Meno ottimista è parso invece il premier israeliano Benjamin Netanyahu che dubita che le cose in Iran possano effettivamente cambiare sotto la premiership di Rowhani.

“Cerchiamo di non illuderci,” ha detto Netanyahu durante la riunione di gabinetto settimanale. “La comunità internazionale non deve farsi prendere troppo dai complimenti ed essere tentata dall’allentare la pressione sull’Iran. Non si può dimenticare, ha aggiunto, che il vero capo dell’Iran rimane l’ayatollah Khameney  e che questi ha preliminarmente escluso dal voto tutti quei candidati che non rispondevano e non riconoscevano la sua linea estremista.” Quel che si può dire è che, fra i candidati “ammessi” da Khameney ha vinto quello che la gente ha percepito come meno coinvolto e identificabile con il regime.
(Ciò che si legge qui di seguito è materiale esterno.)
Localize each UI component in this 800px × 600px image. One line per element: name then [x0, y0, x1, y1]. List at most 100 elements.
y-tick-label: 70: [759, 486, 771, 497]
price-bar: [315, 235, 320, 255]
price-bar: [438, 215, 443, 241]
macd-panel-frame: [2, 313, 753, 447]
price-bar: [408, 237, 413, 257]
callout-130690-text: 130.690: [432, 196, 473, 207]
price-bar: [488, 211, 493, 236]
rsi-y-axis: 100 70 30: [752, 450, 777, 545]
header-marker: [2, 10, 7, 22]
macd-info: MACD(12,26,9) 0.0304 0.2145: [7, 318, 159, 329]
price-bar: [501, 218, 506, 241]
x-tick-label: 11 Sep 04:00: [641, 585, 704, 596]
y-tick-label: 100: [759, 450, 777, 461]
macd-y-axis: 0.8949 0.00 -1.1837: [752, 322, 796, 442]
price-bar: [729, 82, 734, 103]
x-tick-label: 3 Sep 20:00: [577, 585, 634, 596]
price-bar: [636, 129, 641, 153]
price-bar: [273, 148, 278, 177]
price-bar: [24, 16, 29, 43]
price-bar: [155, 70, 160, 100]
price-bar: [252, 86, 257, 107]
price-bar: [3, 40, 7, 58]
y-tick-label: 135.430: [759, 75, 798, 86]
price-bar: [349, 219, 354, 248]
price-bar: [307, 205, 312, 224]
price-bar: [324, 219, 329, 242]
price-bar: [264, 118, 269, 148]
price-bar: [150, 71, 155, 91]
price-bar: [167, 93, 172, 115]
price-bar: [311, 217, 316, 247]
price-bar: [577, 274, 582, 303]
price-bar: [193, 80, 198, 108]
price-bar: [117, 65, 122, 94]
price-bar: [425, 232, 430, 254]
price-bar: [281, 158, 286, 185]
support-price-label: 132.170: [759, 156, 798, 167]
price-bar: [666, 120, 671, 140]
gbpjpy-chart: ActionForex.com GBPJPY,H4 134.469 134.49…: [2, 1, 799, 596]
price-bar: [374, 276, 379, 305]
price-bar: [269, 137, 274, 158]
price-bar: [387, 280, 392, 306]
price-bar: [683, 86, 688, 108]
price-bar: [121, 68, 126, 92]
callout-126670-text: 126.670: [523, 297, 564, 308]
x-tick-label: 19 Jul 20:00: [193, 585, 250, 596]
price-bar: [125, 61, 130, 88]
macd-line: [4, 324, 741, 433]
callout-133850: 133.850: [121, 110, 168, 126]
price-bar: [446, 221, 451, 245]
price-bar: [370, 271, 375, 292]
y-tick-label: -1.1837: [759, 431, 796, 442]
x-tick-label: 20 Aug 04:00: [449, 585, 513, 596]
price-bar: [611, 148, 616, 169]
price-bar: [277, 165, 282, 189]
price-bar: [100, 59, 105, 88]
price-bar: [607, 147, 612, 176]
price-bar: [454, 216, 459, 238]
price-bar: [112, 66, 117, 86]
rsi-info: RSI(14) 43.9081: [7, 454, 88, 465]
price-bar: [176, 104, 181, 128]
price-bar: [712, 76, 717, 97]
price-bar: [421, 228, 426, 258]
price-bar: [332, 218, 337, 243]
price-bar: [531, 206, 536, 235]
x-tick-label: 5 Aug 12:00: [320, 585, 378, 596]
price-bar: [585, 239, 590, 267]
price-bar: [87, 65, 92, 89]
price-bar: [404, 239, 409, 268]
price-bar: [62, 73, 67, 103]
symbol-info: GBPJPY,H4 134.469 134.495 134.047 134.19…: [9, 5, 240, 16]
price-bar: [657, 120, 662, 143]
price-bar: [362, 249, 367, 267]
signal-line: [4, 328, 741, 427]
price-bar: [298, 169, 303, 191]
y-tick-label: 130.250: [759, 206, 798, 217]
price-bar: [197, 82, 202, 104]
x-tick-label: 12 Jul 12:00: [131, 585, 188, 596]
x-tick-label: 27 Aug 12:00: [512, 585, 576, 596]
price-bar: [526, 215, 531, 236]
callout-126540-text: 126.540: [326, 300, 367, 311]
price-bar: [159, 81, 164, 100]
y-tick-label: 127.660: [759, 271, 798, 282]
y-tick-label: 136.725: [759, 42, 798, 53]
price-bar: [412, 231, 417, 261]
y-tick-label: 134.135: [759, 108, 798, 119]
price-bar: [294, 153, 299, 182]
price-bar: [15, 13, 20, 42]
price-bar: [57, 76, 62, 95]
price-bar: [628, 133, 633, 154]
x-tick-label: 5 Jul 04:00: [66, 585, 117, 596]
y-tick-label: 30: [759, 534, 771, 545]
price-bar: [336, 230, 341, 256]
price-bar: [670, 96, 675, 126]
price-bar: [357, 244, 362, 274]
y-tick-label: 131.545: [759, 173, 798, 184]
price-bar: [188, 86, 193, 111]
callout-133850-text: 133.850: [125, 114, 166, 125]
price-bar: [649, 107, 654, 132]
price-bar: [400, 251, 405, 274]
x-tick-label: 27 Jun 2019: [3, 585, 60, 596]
Ciò non toglie, ha ricordato Netanyahu che solo un anno, proprio Rowhani non esitava a definire lo Stato di Israele “il grande Satana sionista”.
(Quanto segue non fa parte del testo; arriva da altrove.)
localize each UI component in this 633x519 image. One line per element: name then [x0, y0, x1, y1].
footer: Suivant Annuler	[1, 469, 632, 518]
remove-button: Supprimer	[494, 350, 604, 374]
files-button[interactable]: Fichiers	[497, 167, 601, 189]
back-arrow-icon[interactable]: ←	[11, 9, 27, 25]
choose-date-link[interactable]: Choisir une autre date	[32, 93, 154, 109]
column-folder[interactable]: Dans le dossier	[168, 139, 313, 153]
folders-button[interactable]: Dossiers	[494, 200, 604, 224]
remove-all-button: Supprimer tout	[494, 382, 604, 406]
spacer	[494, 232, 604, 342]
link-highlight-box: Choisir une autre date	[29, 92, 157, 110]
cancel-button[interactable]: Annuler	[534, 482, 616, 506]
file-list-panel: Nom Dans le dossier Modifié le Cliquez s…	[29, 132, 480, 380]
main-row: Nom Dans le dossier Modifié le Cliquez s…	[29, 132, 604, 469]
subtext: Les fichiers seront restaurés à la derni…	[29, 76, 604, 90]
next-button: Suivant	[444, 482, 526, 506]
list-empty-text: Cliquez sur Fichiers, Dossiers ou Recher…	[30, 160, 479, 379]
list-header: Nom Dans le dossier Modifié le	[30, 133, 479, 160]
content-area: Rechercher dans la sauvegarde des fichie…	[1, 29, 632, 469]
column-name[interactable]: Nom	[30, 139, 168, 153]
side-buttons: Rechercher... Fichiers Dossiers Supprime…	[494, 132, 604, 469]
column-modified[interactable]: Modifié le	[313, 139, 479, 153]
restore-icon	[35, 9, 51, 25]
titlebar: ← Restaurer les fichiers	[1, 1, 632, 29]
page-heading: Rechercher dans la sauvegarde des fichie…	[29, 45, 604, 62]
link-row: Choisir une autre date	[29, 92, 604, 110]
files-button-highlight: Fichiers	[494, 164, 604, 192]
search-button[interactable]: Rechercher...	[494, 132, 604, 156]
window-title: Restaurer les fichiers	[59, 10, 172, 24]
Oltre a ciò, ha detto Netanyahu, non si può ignorare il fatto che chi decide veramente sulla politica nucleare non è il presidente bensì l’ayatollah.
“Quanto più aumenterà la pressione sull’Iran, maggiore sarà la possibilità di fermare il suo programma nucleare, che rimane la più grande minaccia alla pace nel mondo”, ha osservato Netanyahu. “L’Iran sarà giudicato dalle sue azioni e se continuerà ad insistere sullo sviluppo del suo programma nucleare, la risposta dovrà essere molto chiara; bisognerà bloccare il programma nucleare con qualsiasi mezzo “.

Anche su questo punto Shimon Peres appare più ottimista del premier israeliano. “A mio modo di vedere, più della metà degli iraniani a proprio modo ha protestato contro una leadership impossibile”, ha detto Peres. “Ahmadinejad ha speso centinaia di miliardi di dollari per costruire un idolo di uranio. Per che cosa? Ha messo la sua gente in ginocchio. L’economia è distrutta. I bambini non hanno cibo a sufficienza. I giovani stanno lasciando il paese. L’Iran è diventato un centro di terrore, le persone vengono arrestate, impiccate per le strade. Tutto questo per che cosa?” ha concluso Peres.

D’accordo con Peres, anche l’ex capo del Mossad Efraim Halevy che, subito dopo la notizia dell’elezione di Rowhani ha dichiarato a Radio Israel che si è trattato della più grande sconfitta subita da Khamenei da quando è salito al potere, attribuendo l’esito del voto alla “rabbia e frustrazione” sentita dalla popolazione iraniana a causa delle pesanti sanzioni applicate all’Iran dall’Occidente nel tentativo di frenare lo sviluppo del programma nucleare voluto dal governo di Teheran.